Clearly, God intended for the parents to be the primary educators when it comes to the spiritual lives of their children.  The Shema commands parents of young people to devote their entire lives to God and use every opportunity to teach their children.  However, the Shema is also an address to community.  The Hebrews as a group shared in the responsibility of educating children in the Lord.  This point is made clearer in the New Testament.

It was Jesus that showed special concern for the care of young people by encouraging them to come to Him and rebuking those who would hinder them (Matt. 18:4-6; 19:13-15; Mark 10:13-16; Luke 18:15-17).  He even says, “if anyone causes one of these little ones who believe in me to sin, it would be better for him to have a large millstone hung around his neck and to be drowned in the depths of the sea” (Mt. 18:6).  Again, God’s concern for the upbringing of children is made a priority and anyone who would hinder this would have been better off dead.  So, although the command to educate children spiritually is a command to parents, the community also serves as a either a support system or a deterrent.

Jesus goes a step further, though, in expanding the responsibilities to care for children when He distinguishes between an earthly family and the heavenly family or “the church” (Mark 3:34-35).  The implication of Jesus’ words is the placing of priority on the heavenly family.  The priority of those inside the church is first to others within the church.

Paul echoes this same thinking in Titus 2.  Here, Paul indicates that it is the responsibility of adults from within the church to educate younger generations.  He says to Titus:

3Likewise, teach the older women to be reverent in the way they live, not to be slanderers or addicted to much wine, but to teach what is good. 4Then they can train the younger women to love their husbands and children, 5to be self-controlled and pure, to be busy at home, to be kind, and to be subject to their husbands, so that no one will malign the word of God.

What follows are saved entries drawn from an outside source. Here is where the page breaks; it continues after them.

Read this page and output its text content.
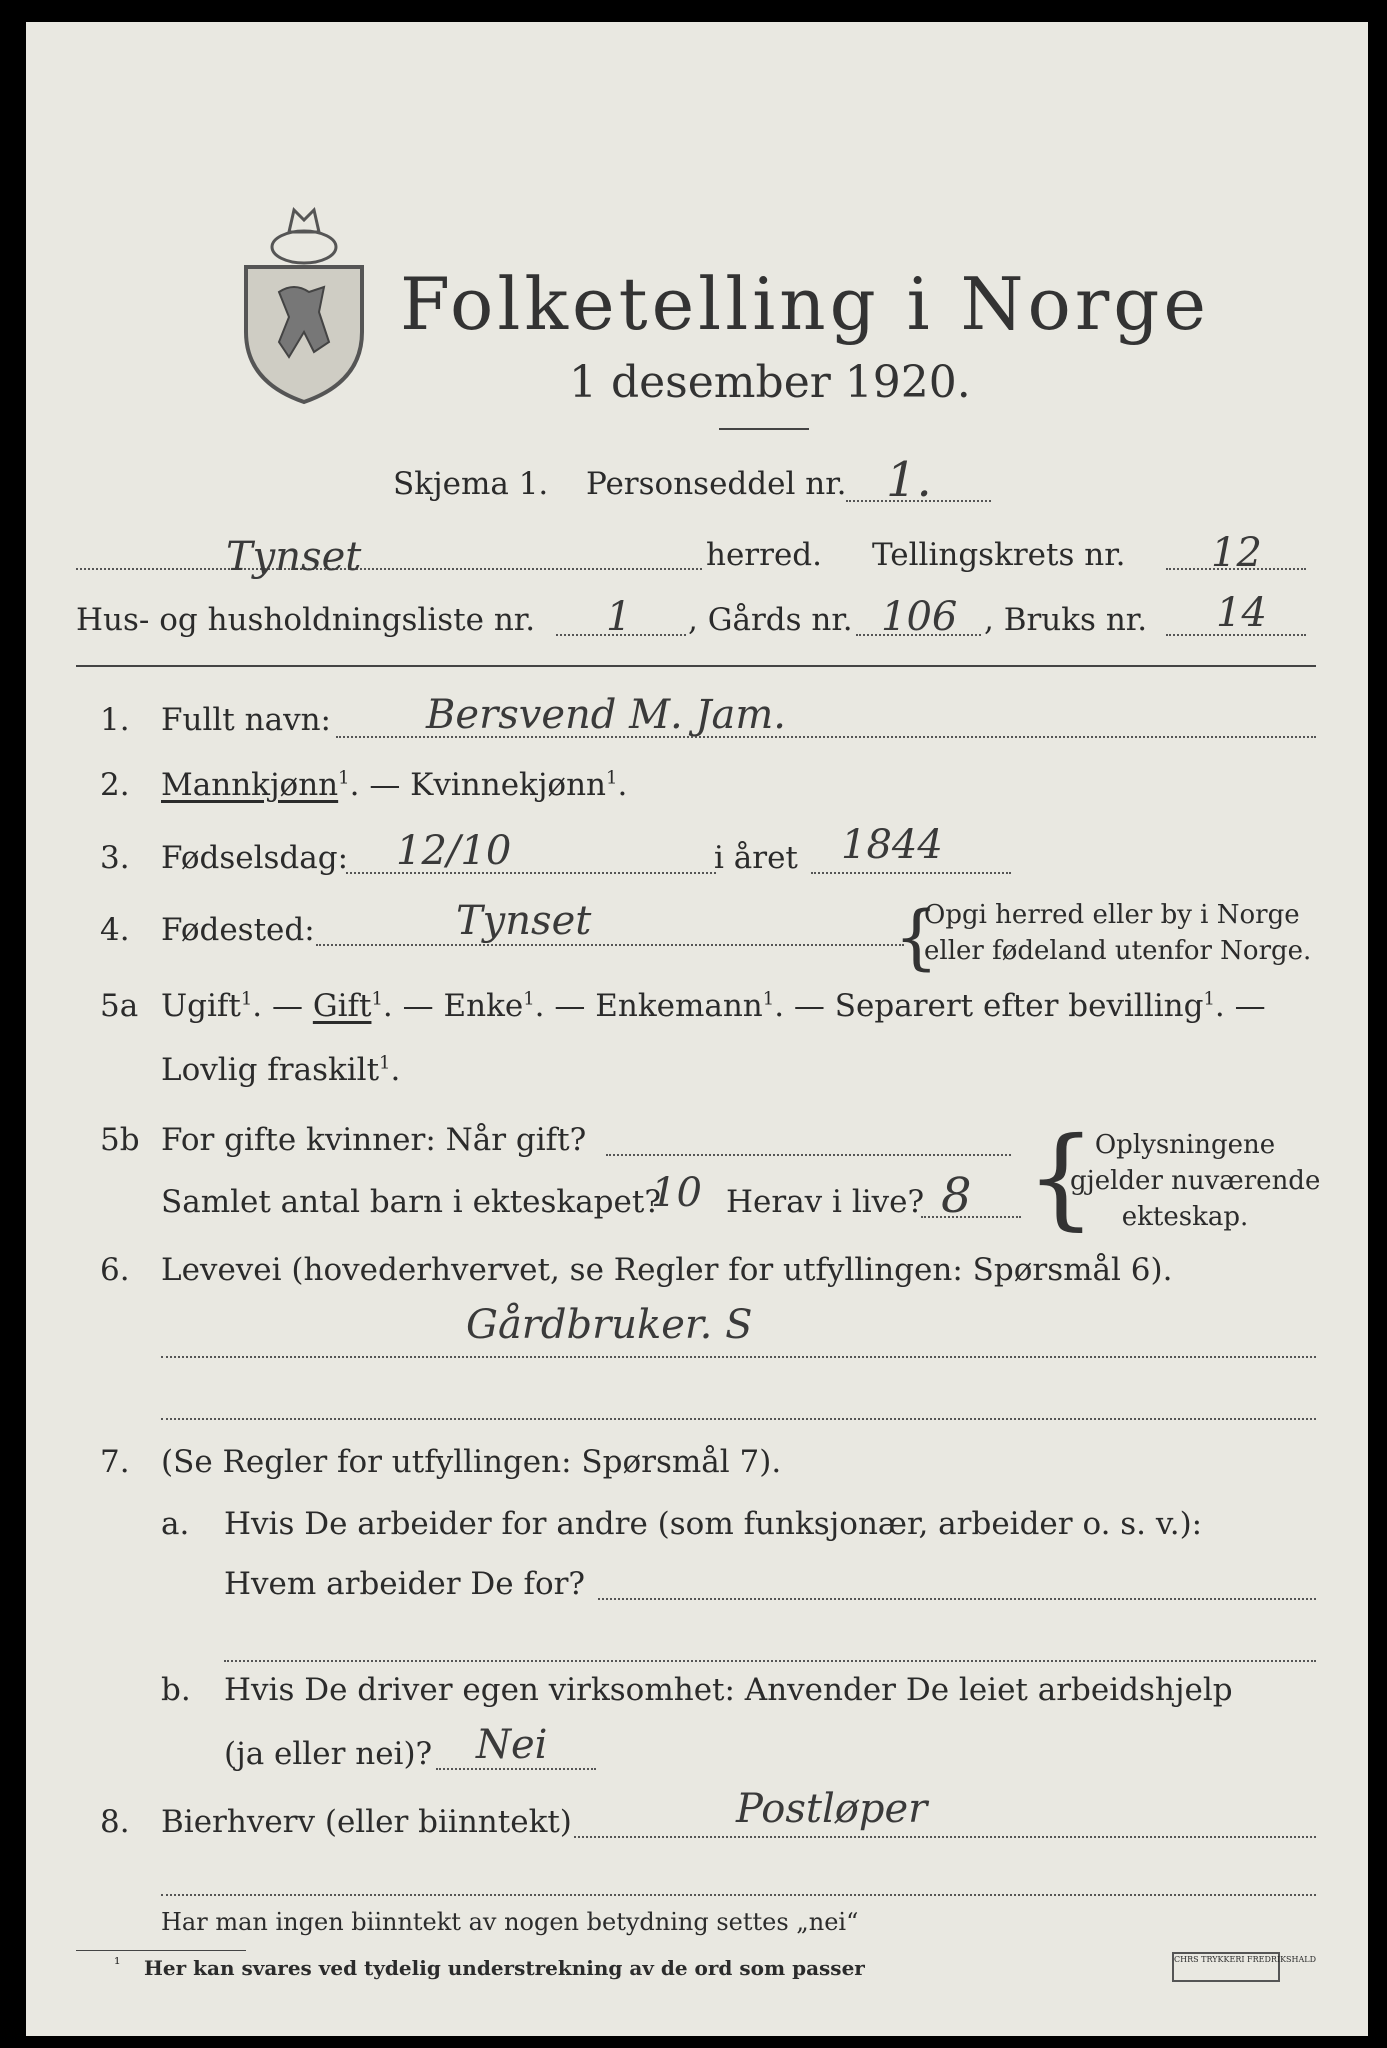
Folketelling i Norge
1 desember 1920.
Skjema 1. Personseddel nr. 1.
Tynset	herred. Tellingskrets nr. 12
Hus- og husholdningsliste nr. 1 , Gårds nr. 106 , Bruks nr. 14
1. Fullt navn: Bersvend M. Jam.
2. Mannkjønn$^1$. — Kvinnekjønn$^1$.
3. Fødselsdag: 12/10	i året 1844
4. Fødested:	Tynset	{
Opgi herred eller by i Norge
eller fødeland utenfor Norge.
5a Ugift$^1$. — Gift$^1$. — Enke$^1$. — Enkemann$^1$. — Separert efter bevilling$^1$. —
Lovlig fraskilt$^1$.
5b For gifte kvinner: Når gift?
Samlet antal barn i ekteskapet?
10 Herav i live? 8 {
Oplysningene
gjelder nuværende
ekteskap.
6. Levevei (hovederhvervet, se Regler for utfyllingen: Spørsmål 6).
Gårdbruker. S
7. (Se Regler for utfyllingen: Spørsmål 7).
a. Hvis De arbeider for andre (som funksjonær, arbeider o. s. v.):
Hvem arbeider De for?
b. Hvis De driver egen virksomhet: Anvender De leiet arbeidshjelp
(ja eller nei)? Nei
8. Bierhverv (eller biinntekt)	Postløper
Har man ingen biinntekt av nogen betydning settes „nei“
¹ Her kan svares ved tydelig understrekning av de ord som passer	CHRS TRYKKERI FREDRIKSHALD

6Similarly, encourage the young men to be self-controlled. 7In everything set them an example by doing what is good. In your teaching show integrity, seriousness 8and soundness of speech that cannot be condemned, so that those who oppose you may be ashamed because they have nothing bad to say about us.

Together, the words of Jesus and Paul suggest that young children be taught the things of God and this includes in the context of the local church by older, believing adults.  So, a biblical perspective of student ministry would indicate it is best for the spiritual education of youth be the primary responsibility of the parents.  These perspectives would also suggest the church’s role in educating youth is also vital.

Theologically, then, youth ministry is grounded in God’s mandate for missions.  In ministering to students the goal is to raise up worshippers of God.  That is what the church has been commanded to do by Scripture.  It’s done in the context of student ministry because of the cultural separation of adults and children.  Someone once told me, “Student ministry is a missional response to a cultural reality.”  This assertion that student ministry needs to be missional is grounded in the great commission and the principle of contextualization.  Christians are called to be active in the process of making disciples (Mt. 28:18-20; Mk. 16:15; Acts 1:8; 2 Corinthians 5:20) and with the cultural establishment of an adolescent age group, there is a need for relevant ministry directed toward youth.